Bugzilla – Bug 648020
CVE-2010-3847 reported potentially allowing local privilege escalation
Last modified: 2010-10-27 01:56:32 UTC
+++ This bug was initially created as a clone of Bug #648017 +++ [Cloned for OpenSUSE] OpenSUSE 11.x glibc-2.11.2-3.1.1.x86_64 A vulnerability in the C libraries has been reported. Links and the full contents are included below for convenience: http://seclists.org/fulldisclosure/2010/Oct/257 https://wiki.egi.eu/wiki/EGI_CSIRT:Alerts/liblinker-2010-10-18 <quote> Introduction ============ Earlier today, Tavis Ormandy released information about a vulnerability in GNU libc, complete with an exploit that on many systems can give any local user root privileges. (For full details, see the link below.) This vulnerability has been labelled CVE-2010-3847, and is present on many Linux distributions, including RHEL/CentOS/SL 5 (but *not* RHEL 3 and 4 and their derivatives). Vendor patches are not yet available.
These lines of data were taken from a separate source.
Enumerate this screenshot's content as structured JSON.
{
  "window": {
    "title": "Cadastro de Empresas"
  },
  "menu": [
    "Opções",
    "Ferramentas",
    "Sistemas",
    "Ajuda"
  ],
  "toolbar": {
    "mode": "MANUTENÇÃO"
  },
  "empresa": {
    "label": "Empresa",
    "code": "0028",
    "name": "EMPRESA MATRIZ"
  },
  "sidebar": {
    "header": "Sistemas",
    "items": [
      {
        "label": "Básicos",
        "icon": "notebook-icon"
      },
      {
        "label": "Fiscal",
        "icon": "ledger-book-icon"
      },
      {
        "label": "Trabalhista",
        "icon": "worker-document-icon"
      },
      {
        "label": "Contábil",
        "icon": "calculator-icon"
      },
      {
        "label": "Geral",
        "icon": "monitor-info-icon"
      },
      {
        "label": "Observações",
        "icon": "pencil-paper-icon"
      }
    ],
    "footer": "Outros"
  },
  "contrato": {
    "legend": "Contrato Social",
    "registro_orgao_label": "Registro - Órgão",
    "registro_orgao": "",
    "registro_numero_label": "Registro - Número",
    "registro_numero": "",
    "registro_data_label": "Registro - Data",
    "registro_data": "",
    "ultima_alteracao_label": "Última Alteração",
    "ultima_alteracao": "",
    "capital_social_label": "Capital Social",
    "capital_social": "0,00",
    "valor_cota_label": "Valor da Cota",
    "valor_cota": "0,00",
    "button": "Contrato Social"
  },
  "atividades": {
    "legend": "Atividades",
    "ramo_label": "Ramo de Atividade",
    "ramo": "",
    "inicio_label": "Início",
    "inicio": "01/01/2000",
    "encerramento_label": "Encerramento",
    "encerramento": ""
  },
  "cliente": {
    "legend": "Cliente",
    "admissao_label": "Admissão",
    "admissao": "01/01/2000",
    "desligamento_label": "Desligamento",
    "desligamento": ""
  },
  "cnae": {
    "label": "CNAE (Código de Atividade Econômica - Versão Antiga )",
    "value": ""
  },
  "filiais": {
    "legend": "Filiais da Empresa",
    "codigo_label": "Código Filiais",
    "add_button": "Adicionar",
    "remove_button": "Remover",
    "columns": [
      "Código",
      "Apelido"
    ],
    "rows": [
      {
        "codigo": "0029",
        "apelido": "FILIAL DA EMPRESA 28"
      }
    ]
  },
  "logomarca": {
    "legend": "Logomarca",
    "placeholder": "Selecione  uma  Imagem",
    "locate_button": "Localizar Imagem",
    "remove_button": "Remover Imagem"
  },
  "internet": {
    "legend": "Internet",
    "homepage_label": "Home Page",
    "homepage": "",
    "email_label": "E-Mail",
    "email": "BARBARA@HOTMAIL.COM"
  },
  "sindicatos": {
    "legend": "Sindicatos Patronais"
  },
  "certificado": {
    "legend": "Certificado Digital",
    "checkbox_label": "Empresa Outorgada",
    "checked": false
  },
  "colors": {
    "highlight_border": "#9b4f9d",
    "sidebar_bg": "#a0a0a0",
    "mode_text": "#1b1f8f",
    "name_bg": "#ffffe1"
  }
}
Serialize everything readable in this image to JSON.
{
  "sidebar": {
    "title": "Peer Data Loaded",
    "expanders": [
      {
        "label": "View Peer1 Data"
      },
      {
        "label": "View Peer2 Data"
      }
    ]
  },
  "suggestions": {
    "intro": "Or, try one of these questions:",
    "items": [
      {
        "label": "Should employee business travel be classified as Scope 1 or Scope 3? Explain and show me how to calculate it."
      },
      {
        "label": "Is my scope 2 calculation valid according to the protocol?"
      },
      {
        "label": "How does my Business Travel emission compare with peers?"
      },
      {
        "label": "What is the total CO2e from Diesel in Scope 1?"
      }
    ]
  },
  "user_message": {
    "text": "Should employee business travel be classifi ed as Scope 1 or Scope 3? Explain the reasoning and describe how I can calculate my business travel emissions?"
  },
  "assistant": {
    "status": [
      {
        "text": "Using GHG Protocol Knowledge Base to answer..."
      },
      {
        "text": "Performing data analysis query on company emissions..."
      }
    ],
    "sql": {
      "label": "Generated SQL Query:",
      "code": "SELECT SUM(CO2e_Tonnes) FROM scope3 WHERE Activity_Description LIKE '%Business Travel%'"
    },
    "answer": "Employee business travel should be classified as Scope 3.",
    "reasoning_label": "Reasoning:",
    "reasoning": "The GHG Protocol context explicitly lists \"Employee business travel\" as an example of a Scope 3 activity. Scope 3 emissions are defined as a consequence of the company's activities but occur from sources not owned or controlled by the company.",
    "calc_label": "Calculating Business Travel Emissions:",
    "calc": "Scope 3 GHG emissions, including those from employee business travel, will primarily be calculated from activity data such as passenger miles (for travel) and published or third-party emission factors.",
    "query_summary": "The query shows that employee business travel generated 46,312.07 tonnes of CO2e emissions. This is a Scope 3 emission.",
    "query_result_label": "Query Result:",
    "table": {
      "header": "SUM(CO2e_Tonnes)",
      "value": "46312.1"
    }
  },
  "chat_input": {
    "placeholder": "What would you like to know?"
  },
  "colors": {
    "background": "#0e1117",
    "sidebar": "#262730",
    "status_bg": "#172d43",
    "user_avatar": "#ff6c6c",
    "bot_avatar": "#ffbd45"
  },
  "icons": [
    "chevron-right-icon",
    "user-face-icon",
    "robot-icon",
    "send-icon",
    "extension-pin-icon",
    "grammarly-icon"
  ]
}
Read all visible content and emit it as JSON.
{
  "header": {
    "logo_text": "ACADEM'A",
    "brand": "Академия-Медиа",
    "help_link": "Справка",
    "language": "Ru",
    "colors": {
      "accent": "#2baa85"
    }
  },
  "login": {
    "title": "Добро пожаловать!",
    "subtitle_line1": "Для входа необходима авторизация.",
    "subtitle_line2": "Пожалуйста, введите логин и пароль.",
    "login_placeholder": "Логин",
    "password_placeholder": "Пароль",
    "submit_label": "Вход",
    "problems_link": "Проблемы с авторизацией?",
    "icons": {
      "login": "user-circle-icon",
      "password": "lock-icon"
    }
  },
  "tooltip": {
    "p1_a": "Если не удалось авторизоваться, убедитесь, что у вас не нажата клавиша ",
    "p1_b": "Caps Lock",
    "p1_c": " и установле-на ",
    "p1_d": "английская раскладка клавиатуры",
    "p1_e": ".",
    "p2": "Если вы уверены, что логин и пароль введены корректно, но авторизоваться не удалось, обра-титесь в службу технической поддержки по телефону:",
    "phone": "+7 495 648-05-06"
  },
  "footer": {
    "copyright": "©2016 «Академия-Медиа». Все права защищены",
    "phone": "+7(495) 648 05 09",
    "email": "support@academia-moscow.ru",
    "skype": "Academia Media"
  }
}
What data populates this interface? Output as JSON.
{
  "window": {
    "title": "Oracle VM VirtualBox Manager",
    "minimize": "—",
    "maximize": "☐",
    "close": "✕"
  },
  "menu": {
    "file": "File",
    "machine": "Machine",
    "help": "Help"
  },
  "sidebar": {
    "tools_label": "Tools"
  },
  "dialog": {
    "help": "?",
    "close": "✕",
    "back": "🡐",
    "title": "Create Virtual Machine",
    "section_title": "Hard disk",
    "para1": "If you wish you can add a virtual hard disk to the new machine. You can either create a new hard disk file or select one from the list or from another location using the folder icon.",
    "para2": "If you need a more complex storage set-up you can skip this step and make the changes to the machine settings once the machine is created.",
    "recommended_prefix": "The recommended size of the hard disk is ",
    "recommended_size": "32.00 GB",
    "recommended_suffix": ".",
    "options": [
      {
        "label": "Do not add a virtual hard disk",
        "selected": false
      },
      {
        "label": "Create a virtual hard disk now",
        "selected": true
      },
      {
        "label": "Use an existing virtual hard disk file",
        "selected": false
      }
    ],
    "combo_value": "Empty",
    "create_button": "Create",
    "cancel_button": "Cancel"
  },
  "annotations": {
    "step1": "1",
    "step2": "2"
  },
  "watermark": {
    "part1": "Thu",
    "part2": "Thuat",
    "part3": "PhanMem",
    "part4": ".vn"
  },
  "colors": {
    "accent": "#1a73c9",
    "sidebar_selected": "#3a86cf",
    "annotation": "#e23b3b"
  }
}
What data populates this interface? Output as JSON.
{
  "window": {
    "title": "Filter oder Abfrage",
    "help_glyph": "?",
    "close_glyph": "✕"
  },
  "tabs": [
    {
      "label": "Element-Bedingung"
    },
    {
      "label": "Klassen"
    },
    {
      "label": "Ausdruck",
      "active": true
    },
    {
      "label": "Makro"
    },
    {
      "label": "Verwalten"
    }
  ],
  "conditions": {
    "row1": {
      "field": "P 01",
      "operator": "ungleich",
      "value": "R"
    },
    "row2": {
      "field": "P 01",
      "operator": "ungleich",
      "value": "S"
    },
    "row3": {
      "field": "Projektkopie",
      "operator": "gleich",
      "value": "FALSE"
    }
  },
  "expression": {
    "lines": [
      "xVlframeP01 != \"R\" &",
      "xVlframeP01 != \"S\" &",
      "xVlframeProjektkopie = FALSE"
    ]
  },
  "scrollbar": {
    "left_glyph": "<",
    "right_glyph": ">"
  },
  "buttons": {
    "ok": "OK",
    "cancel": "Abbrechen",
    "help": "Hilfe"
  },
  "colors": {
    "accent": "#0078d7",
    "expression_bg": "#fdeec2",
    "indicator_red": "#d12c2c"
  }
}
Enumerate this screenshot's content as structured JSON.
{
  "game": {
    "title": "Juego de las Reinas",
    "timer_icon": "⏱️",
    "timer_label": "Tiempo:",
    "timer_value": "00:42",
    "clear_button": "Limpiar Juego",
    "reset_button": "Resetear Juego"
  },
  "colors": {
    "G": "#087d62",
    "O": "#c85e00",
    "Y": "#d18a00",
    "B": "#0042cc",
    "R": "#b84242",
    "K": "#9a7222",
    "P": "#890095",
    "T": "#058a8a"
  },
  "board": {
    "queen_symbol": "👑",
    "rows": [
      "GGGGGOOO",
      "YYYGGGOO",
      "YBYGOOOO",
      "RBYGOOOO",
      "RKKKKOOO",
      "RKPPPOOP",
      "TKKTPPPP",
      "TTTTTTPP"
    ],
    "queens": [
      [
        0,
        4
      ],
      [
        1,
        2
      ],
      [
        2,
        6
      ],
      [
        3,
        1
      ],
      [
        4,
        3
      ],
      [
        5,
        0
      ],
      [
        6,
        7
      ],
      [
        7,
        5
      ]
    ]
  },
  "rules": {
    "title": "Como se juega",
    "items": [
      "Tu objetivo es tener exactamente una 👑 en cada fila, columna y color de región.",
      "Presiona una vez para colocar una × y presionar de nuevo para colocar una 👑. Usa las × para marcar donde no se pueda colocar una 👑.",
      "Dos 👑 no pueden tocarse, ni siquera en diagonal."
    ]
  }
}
Details ======= As far as is known, the vulnerability can only be exploited if users can write to a file system that contains binaries with suid root permissions. (Since it is necessary for the attacker to create a hard link to a suid root binary.) This is, for instance, the case if /bin is located on the same filesystem as /tmp (or any other user writable location, like /var/tmp, /home, /var/lib/texmf, and so on). This is unfortunately a common configuration. Mitigation ========== To make it impossible to make the required hard link, directories containing suid/sgid binaries can be made to appear to as separate file systems by doing mount -o bind /sbin /sbin for each such directory. Please note that these commands must be re-run whenever the system is rebooted, for example by adding them to a suitable init script. A baseline list of directories with suid/sgid binaries on a typical RHEL 5 system is: /bin /sbin /usr/bin /usr/libexec /usr/lpp /usr/sbin You should check for any additional site specific locations using a command like find / -type f \( -perm /u+s -o -perm /g+s \) that will list all files with suid/sgid permissions. </quote>
thank you for the report. We are also already tracking this in non-public bug 646960. Currently, we believe this is not exploitable in SUSE glibc since we do not compile with -DNDEBUG and an assert() catches this condition.
However, much more serious problem popped up as a follow-up: http://thread.gmane.org/gmane.comp.security.full-disclosure/75807 This is very easily exploitable, even on OpenSUSE. We are preparing a security update. The only known workarounds are not very convenient - either block all setuid programs for the time being, or go through all libraries in /lib and /usr/lib and move away those with dangerous constructors (as outlined in the advisory). To be safe at least against script kiddies, just do away with libpcprofile and the lftp modules, however more savvy attackers might find other problematic .sos.
second problem got CVE-2010-3856 (for cross referencing)
Workarounds: - for the posted script kiddie exploit: rm /lib*/libpcprofile.so rpm -e lftp (will deinstall the ftp client) - setuid binary vector: disabling all setuid bits is likely not a good idea and will break the system for various usages. it can be done by changing /etc/sysconfig/security to: PERMISSION_SECURITY="paranoid local" and running "SuSEconfig --module=permissions" (paranoid removes all setuid bits) Again, please be aware this will break stuff like "su", "sudo", "at" etc.
Fixes for all opensuse branches were submitted.